Homemade food gifts to share for the holidays, birthdays, or just because
by Sarah Waldman
Photographs by Elizabeth Cecil
Peanut Butter Caramel Popcorn has the perfect addictive balance of sweet and salty. If making your own caramel sauce at home intimidates you (it can be tricky!), try this simplified technique using brown rice syrup. It is straightforward and packed with winter spice.

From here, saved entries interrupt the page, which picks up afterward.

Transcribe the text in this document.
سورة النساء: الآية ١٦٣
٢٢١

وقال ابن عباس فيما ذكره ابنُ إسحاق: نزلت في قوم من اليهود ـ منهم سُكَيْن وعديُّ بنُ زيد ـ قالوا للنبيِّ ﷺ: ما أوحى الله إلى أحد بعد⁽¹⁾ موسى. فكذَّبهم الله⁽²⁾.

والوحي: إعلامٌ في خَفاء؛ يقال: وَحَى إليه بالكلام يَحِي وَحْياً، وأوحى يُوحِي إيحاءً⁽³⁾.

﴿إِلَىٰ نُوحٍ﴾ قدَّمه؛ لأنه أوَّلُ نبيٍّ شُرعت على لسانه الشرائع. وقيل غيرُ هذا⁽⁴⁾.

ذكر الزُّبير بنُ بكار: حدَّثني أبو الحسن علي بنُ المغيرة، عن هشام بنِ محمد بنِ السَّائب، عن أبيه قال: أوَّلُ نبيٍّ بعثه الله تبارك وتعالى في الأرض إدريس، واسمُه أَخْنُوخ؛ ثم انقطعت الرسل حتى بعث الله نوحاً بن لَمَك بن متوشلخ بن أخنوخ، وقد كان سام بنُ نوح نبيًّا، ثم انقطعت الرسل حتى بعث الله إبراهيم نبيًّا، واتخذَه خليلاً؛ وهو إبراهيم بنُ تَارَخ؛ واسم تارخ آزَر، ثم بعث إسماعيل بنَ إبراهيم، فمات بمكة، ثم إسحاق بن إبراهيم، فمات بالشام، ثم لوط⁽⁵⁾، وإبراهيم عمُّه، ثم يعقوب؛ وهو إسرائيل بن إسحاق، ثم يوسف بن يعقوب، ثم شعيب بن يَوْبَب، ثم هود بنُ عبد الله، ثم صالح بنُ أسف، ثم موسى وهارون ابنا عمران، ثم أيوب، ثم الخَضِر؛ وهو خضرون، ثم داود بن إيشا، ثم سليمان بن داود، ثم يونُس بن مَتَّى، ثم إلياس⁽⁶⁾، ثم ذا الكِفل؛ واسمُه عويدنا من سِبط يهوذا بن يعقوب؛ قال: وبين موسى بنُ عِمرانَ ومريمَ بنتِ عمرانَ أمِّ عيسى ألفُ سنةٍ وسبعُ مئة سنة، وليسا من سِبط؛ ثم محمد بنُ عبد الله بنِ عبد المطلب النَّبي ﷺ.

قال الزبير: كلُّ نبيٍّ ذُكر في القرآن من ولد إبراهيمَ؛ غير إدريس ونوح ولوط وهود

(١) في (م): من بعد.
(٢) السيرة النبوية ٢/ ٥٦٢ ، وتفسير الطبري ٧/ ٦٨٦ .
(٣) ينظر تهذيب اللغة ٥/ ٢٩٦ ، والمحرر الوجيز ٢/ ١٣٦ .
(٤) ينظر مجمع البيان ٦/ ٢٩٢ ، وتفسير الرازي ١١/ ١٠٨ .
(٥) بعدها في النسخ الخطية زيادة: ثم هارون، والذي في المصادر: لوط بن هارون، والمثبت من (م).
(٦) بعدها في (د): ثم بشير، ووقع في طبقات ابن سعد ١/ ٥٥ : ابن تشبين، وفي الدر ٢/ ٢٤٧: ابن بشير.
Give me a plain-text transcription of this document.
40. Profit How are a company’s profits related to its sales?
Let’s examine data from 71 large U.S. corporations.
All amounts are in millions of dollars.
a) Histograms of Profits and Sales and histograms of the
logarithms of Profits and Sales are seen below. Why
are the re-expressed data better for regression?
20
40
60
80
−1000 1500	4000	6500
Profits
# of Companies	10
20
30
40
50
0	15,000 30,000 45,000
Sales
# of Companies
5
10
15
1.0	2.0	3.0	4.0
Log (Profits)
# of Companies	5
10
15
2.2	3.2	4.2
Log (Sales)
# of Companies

6 cups popcorn (you can pop your own, but I usually purchase plain salted popcorn to save time during the holiday season)
1/2 cup brown rice syrup
3 tablespoons peanut butter, smooth or chunky
1/4 teaspoon kosher salt
1 1/2 teaspoons vanilla extract
1/4 teaspoon cinnamon, plus more to sprinkle
- Preheat the oven to 350 degrees and line a rimmed baking sheet with parchment paper.
- Set popcorn aside in a large mixing bowl. Add rice syrup to a small pot, place over medium heat, and bring to a simmer. Reduce heat to low and cook for
2 minutes, stirring frequently.
- Remove from heat, and add peanut butter, salt, vanilla, and cinnamon, and mix until smooth.
- Pour mixture over popcorn and mix well with a rubber spatula to coat the popcorn.
- Spread the sticky popcorn onto the lined baking sheet and bake for six minutes.
- Remove the popcorn from the oven and sprinkle with a few more pinches of cinnamon. Allow to cool completely before packing into small bags, tins, or boxes. Peanut Butter Caramel Popcorn is best within three days of making.